Microsoft’s announcement clearly reinforces the notion that it is a formidable competitor to Cisco and to other IP telephony equipment suppliers when it comes to VoIP and unified communications. Microsoft’s Office Communications Server (OCS) 2007 Quality of Experience Monitoring (QOEM) Server is designed to monitor voice and video quality and issues, and it features real-time updates, along with alerts and detailed analysis of network performance based on the user’s endpoint.

According to Gurdeep Singh Pall, corporate vice president at Microsoft’s Unified Communications: “A new era of business communication is upon us, defined by software, not hardware — and sound quality will be one of the key product differentiators.”

Backing up Gurdeep’s claim, Microsoft has released a white paper that touts its superiority over other solutions.
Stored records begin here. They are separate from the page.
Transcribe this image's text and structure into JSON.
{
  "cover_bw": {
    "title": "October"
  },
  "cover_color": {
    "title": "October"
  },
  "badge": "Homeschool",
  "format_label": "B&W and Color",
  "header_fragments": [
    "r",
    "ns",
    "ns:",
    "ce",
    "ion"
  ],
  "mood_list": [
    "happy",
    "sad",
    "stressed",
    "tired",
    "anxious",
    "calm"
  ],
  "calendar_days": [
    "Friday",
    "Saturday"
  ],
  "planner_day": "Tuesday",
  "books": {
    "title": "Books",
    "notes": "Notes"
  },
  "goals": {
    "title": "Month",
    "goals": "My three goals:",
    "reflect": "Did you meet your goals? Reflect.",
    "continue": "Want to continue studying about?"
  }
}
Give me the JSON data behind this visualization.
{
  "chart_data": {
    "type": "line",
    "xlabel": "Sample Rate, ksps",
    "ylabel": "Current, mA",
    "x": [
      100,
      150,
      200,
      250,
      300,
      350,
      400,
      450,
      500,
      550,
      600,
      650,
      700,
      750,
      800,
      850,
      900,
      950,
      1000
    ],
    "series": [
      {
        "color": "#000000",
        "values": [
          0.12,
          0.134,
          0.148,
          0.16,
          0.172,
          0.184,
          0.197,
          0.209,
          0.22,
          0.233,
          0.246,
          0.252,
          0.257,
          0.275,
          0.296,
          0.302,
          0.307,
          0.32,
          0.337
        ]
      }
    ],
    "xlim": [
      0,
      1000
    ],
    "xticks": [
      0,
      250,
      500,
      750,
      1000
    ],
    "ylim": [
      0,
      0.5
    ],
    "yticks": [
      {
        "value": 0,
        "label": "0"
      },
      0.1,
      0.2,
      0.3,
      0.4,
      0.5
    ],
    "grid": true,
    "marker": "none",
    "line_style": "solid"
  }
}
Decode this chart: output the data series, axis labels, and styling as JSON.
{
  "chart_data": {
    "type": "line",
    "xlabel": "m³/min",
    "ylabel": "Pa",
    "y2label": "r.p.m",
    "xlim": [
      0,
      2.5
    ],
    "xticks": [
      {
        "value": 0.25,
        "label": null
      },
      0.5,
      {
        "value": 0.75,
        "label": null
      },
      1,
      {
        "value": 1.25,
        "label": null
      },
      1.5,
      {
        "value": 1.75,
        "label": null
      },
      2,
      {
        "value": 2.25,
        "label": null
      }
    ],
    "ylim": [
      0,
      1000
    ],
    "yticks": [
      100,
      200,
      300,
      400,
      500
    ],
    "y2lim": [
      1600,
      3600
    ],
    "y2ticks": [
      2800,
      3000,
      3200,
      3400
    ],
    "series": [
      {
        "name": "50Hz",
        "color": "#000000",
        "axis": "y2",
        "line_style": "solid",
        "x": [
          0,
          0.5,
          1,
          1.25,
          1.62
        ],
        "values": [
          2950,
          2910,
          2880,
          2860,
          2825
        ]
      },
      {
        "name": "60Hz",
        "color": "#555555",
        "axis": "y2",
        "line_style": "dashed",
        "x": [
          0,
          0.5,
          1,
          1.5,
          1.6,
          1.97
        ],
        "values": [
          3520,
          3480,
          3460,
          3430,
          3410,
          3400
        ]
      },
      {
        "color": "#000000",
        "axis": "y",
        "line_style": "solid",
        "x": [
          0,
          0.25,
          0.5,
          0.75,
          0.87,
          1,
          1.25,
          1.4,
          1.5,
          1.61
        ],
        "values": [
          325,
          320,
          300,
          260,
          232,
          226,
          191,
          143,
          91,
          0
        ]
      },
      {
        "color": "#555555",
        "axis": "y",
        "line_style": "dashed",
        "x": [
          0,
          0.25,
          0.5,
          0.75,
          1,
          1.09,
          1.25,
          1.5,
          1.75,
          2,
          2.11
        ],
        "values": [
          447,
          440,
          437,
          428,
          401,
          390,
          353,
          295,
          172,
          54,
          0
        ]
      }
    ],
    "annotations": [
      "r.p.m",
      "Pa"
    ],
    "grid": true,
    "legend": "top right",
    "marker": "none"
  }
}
Since the software will only provide QoS monitoring and management to Microsoft-specific deployments, the initial release will be somewhat helpful to enterprises that deploy OCS with their PBX, but IT managers will still need to rely on other management tools for elements that aren’t connected to OCS 2007.

Our analysis: While the addition of voice and video quality management adds another arrow in the Microsoft quiver, we don’t think Microsoft has a complete VoIP solution – at least not yet. But as we’ve said before, traditional suppliers like Nortel, Siemens, Avaya and Cisco need to keep ahead of the feature curve if they don’t want to be entirely displaced by Microsoft.